Aliás, Mildred Pierce teve uma excelente adaptação em 1945, Alma em Suplício, dirigida por Michael Curtiz, com uma retumbante Joan Crawford no papel principal - ela venceu seu único Oscar no filme. No roteiro, que teve colaboração não-creditada de Faulkner, um assassinato é plantado na história, o que ajuda a tudo se resolver de maneira mais concisa e objetiva, e melhora o plot. Curiosamente, Raymond Chandler e Billy Wilder também melhoraram a trama de Dupla Indenização em Pacto de Sangue.



Joan Crawford, perfeita em Alma em Suplício

Essa dificuldade em resolver os livros talvez explique porque James M. cain é prioritariamente conhecido por O Destino Bate à Sua Porta, seu primeiro romance.
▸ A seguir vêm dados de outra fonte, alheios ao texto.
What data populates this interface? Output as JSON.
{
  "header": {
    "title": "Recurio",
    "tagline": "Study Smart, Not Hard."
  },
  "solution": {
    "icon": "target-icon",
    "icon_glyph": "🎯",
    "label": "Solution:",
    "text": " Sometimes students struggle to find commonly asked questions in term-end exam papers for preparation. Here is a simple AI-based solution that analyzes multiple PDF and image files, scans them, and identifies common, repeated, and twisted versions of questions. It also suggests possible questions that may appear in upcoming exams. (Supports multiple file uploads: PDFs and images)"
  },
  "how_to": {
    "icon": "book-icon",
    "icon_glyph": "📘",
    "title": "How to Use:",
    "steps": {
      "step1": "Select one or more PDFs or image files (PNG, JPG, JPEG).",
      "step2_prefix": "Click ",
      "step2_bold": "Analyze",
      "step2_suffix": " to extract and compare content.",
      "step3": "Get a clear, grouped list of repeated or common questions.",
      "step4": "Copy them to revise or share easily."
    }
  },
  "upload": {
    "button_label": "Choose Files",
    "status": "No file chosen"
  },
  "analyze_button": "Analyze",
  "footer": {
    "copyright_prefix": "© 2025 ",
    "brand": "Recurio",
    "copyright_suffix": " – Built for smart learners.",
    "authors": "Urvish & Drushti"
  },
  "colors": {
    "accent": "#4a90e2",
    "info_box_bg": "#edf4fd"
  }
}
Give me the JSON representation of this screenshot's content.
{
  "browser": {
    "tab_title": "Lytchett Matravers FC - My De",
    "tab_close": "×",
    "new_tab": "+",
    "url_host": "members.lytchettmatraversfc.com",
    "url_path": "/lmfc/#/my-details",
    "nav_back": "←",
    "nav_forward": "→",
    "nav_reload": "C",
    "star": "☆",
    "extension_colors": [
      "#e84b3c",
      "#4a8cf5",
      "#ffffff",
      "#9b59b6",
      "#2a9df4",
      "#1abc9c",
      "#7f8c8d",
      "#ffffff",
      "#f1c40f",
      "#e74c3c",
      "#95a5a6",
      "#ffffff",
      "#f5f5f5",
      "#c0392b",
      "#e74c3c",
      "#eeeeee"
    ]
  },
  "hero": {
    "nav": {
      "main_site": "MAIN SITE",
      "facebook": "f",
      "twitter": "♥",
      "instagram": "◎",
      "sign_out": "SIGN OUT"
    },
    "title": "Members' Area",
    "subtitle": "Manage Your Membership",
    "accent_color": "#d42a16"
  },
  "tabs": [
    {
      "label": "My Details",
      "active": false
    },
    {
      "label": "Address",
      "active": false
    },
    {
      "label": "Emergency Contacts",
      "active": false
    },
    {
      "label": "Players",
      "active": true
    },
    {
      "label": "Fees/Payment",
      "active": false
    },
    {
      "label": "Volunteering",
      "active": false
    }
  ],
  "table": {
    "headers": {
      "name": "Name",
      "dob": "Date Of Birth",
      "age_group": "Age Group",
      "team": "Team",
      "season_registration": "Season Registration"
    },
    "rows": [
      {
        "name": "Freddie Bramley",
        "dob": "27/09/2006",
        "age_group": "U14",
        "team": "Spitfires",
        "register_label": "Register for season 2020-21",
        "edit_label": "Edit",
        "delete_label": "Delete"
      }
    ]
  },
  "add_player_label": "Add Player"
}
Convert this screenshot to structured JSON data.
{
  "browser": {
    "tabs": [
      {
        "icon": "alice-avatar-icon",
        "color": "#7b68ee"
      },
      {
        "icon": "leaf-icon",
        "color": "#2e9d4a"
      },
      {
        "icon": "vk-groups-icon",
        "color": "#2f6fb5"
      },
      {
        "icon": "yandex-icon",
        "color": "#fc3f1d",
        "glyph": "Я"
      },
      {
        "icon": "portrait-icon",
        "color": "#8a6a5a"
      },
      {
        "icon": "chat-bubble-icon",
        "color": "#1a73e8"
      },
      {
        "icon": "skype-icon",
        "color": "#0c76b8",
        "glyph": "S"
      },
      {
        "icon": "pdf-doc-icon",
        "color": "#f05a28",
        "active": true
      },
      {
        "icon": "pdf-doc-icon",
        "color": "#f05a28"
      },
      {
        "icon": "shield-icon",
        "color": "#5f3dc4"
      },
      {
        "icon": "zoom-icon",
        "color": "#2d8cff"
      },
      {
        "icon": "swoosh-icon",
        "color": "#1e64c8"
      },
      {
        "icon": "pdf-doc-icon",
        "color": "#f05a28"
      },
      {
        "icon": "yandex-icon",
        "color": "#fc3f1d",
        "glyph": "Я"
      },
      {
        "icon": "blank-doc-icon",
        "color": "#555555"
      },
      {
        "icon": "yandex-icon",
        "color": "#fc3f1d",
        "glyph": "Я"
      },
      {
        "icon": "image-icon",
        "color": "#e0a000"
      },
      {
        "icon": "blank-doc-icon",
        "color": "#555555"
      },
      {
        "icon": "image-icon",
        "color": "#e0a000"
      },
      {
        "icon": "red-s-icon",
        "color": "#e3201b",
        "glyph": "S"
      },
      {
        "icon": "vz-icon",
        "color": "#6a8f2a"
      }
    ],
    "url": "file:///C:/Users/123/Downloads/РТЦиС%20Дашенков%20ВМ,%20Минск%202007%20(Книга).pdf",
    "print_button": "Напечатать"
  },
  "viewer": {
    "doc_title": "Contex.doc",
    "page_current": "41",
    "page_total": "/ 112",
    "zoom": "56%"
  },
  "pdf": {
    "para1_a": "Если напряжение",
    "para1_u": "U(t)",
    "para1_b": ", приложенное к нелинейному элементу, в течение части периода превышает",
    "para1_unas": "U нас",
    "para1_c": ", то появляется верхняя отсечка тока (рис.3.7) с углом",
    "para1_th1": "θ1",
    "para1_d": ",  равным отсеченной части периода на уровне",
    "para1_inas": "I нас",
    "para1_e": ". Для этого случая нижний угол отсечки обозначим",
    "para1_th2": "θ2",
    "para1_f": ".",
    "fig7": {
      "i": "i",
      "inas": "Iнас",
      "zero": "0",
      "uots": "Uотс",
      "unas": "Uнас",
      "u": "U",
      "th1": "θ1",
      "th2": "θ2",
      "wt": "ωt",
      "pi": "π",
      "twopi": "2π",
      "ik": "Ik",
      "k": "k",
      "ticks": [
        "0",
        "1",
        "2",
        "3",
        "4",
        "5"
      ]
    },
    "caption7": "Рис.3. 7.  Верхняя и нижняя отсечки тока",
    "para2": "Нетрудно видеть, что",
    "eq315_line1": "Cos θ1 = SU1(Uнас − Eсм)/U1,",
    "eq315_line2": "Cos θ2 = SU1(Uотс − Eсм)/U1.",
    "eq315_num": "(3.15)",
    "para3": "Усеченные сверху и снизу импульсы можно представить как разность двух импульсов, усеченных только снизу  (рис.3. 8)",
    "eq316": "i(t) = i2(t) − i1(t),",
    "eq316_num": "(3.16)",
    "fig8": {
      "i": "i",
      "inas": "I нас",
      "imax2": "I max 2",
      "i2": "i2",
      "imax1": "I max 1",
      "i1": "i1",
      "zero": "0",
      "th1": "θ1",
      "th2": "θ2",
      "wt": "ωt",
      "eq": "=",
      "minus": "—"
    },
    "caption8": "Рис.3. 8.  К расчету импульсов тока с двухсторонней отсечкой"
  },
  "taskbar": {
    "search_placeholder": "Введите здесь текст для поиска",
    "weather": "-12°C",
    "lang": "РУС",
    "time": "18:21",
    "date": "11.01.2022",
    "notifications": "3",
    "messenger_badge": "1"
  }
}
Ali, nada está fora do lugar. Se o texto atinge ápices inatingíveis - o apogeu de todo um gênero - com suas marretadas insuportáveis, há também uma estrutura impecável para dar suporte à essa habilidade literária. É um livro sem pontos cegos, com um final que chega na hora que tem chegar, cheio de impacto. Não é apenas um plot eficiente para dar vazão ao fraseado do cara; é um trama brilhante também, com a força de um trator. Pensando bem, não é só um apogeu de um gênero, é uma das melhores coisas escritas nos Estados Unidos no século passado.